Apple has a rich experience when it comes down to ridiculing PC’s - its track of “I’m a Mac, and I’m a PC” ads is sufficient proof. Straight-out ridicule is clear and easily understood by the masses, but evidently, Apple’s funny bone has much more depth and intrigue to it. While still maintaining this mainstream joke platform, Apple is recently also reaching towards higher planes of sophistication, bringing forth satire and parody.

The fact that Windows 7 is just a Vista rehash gives Apple the freedom to play around. Apple has the Royal Flush this round, and they very well know it. With no attendant need to push out striking new OS concepts, Apple can concentrate on development for the future, and solidifying its base. At the same time, they can jest with Microsoft.

Marketing Snow Leopard as “a better Leopard,” or even leaving ‘Leopard’ in the release name is the main joke here. On the surface, Apple is mimicking Microsoft, doing as they are, and drawing the parallel themselves. The whole irony of this leaps out when you realize that under the surface, what both companies are doing is the absolute opposite of each other. Whereas Microsoft has named its next operating system Windows 7, to distinguish it from Vista, when the core of the OS remains the same, Apple chose to name their next OS release very similarly to the previous one, while going deep down to essentially rewrite the core of their OS.

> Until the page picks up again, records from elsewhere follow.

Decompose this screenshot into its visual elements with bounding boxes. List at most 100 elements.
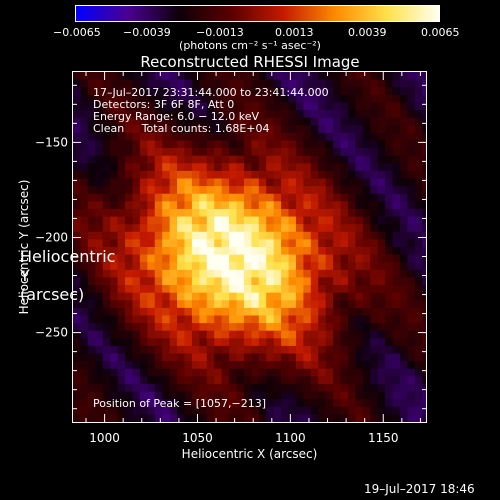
heatmap-cell — [80, 277, 89, 286]
heatmap-cell — [125, 87, 134, 96]
heatmap-cell — [340, 399, 349, 408]
heatmap-cell — [399, 254, 409, 263]
heatmap-cell — [229, 216, 238, 225]
heatmap-cell — [258, 300, 267, 309]
heatmap-cell — [177, 193, 186, 202]
heatmap-cell — [385, 353, 394, 362]
heatmap-cell — [169, 239, 178, 248]
footer-timestamp: 19–Jul–2017 18:46 — [364, 482, 475, 496]
heatmap-cell — [333, 262, 342, 271]
heatmap-cell — [95, 262, 104, 271]
heatmap-cell — [132, 72, 141, 81]
heatmap-cell — [303, 94, 312, 104]
heatmap-cell — [132, 110, 141, 119]
heatmap-cell — [251, 323, 260, 332]
heatmap-cell — [392, 254, 401, 263]
heatmap-cell — [258, 170, 267, 180]
heatmap-cell — [199, 132, 208, 142]
heatmap-cell — [236, 406, 245, 415]
heatmap-cell — [221, 330, 230, 339]
heatmap-cell — [147, 224, 156, 233]
heatmap-cell — [162, 323, 171, 332]
heatmap-cell — [295, 148, 304, 157]
heatmap-cell — [221, 323, 230, 332]
heatmap-cell — [229, 125, 238, 134]
heatmap-cell — [154, 224, 163, 233]
heatmap-cell — [325, 338, 334, 347]
heatmap-cell — [87, 361, 96, 370]
heatmap-cell — [110, 254, 119, 263]
heatmap-cell — [251, 148, 260, 157]
heatmap-cell — [251, 361, 260, 370]
heatmap-cell — [325, 148, 334, 157]
heatmap-cell — [229, 361, 238, 370]
heatmap-cell — [139, 353, 148, 362]
heatmap-cell — [102, 307, 111, 317]
heatmap-cell — [303, 300, 312, 309]
heatmap-cell — [399, 269, 409, 279]
heatmap-cell — [355, 72, 364, 81]
heatmap-cell — [117, 345, 126, 355]
heatmap-cell — [310, 247, 319, 256]
heatmap-cell — [325, 79, 334, 88]
heatmap-cell — [251, 155, 260, 164]
heatmap-cell — [221, 102, 230, 111]
heatmap-cell — [258, 224, 267, 233]
heatmap-cell — [325, 406, 334, 415]
heatmap-cell — [184, 285, 193, 294]
heatmap-cell — [147, 201, 156, 210]
heatmap-cell — [318, 125, 327, 134]
heatmap-cell — [303, 414, 312, 422]
heatmap-cell — [184, 208, 193, 218]
heatmap-cell — [139, 186, 148, 195]
heatmap-cell — [221, 208, 230, 218]
heatmap-cell — [333, 110, 342, 119]
heatmap-cell — [110, 383, 119, 393]
heatmap-cell — [422, 345, 426, 355]
heatmap-cell — [377, 125, 386, 134]
heatmap-cell — [266, 300, 275, 309]
heatmap-cell — [370, 330, 379, 339]
heatmap-cell — [80, 315, 89, 324]
heatmap-cell — [385, 208, 394, 218]
heatmap-cell — [340, 117, 349, 126]
heatmap-cell — [243, 239, 252, 248]
heatmap-cell — [414, 216, 423, 225]
heatmap-cell — [310, 125, 319, 134]
heatmap-cell — [347, 376, 356, 385]
heatmap-cell — [191, 307, 200, 317]
heatmap-cell — [206, 148, 215, 157]
heatmap-cell — [370, 315, 379, 324]
heatmap-cell — [392, 193, 401, 202]
heatmap-cell — [347, 391, 356, 400]
heatmap-cell — [251, 201, 260, 210]
heatmap-cell — [385, 216, 394, 225]
heatmap-cell — [95, 269, 104, 279]
heatmap-cell — [147, 391, 156, 400]
heatmap-cell — [422, 406, 426, 415]
heatmap-cell — [355, 201, 364, 210]
heatmap-cell — [80, 155, 89, 164]
heatmap-cell — [340, 368, 349, 377]
heatmap-cell — [110, 208, 119, 218]
heatmap-cell — [362, 391, 371, 400]
heatmap-cell — [147, 269, 156, 279]
heatmap-cell — [147, 140, 156, 149]
heatmap-cell — [414, 300, 423, 309]
heatmap-cell — [117, 201, 126, 210]
heatmap-cell — [80, 193, 89, 202]
heatmap-cell — [87, 132, 96, 142]
heatmap-cell — [221, 262, 230, 271]
heatmap-cell — [199, 247, 208, 256]
heatmap-cell — [355, 307, 364, 317]
heatmap-cell — [73, 323, 82, 332]
heatmap-cell — [102, 193, 111, 202]
heatmap-cell — [273, 201, 282, 210]
heatmap-cell — [132, 376, 141, 385]
heatmap-cell — [340, 285, 349, 294]
heatmap-cell — [139, 125, 148, 134]
heatmap-cell — [117, 155, 126, 164]
heatmap-cell — [362, 315, 371, 324]
heatmap-cell — [184, 224, 193, 233]
heatmap-cell — [117, 72, 126, 81]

Microsoft tried what it saw Apple doing previously - almost all new releases of Mac OS X brought new polish to the system from a visual point of view. But what Microsoft has yet to understand, is that underneath all that polish, each new version of Mac OS X also brought innovation. I do not remember an OS X release I would dismiss with a notion of: “who needs this stuff?” I was always baffled by their great ideas. But to a lazy eye, to one who doesn’t care about the internal working of things, each new OS X release just brought more polish. And suddenly, Microsoft is ecstatically jumping up and down, bobbing its giant multibillion head: “Me want some polish too!” And Apple is calmly stepping off the bandwagon, approving. “Sure, take all the polish you want, we will just have to do with the substantial things.”

Alas, that is not all - the joke is not complete yet. To further establish Snow Leopard as a “small insignificant major update,” Apple announces that upgrading from Leopard will cost a mere $29. Strike of genius. Here you have the unbelievably cheap OS that is named almost the same and looks almost the same as its previous major release, next to the expensive but completely cool-looking new OS with a colorful window on the cover. Which one will you want, the Speedo, or the Rolex? But what if we rephrase the question? Pick one: a $29 OS jock-full of substance and core updates, or an internally rotten piece of software that is patched up and polished on the surface, and selling only for about, say, $300?

Add the fact that Snow Leopard comes with out-of-the-box support for Microsoft Exchange Server 2007, something you have to pay for premium on its native Windows PC platform. This is what I call the perfect finishing touch.

If this isn’t the best joke in computer history, I don’t know what it is - but certainly, not by the furthest stretch of the imagination can this be coincidence.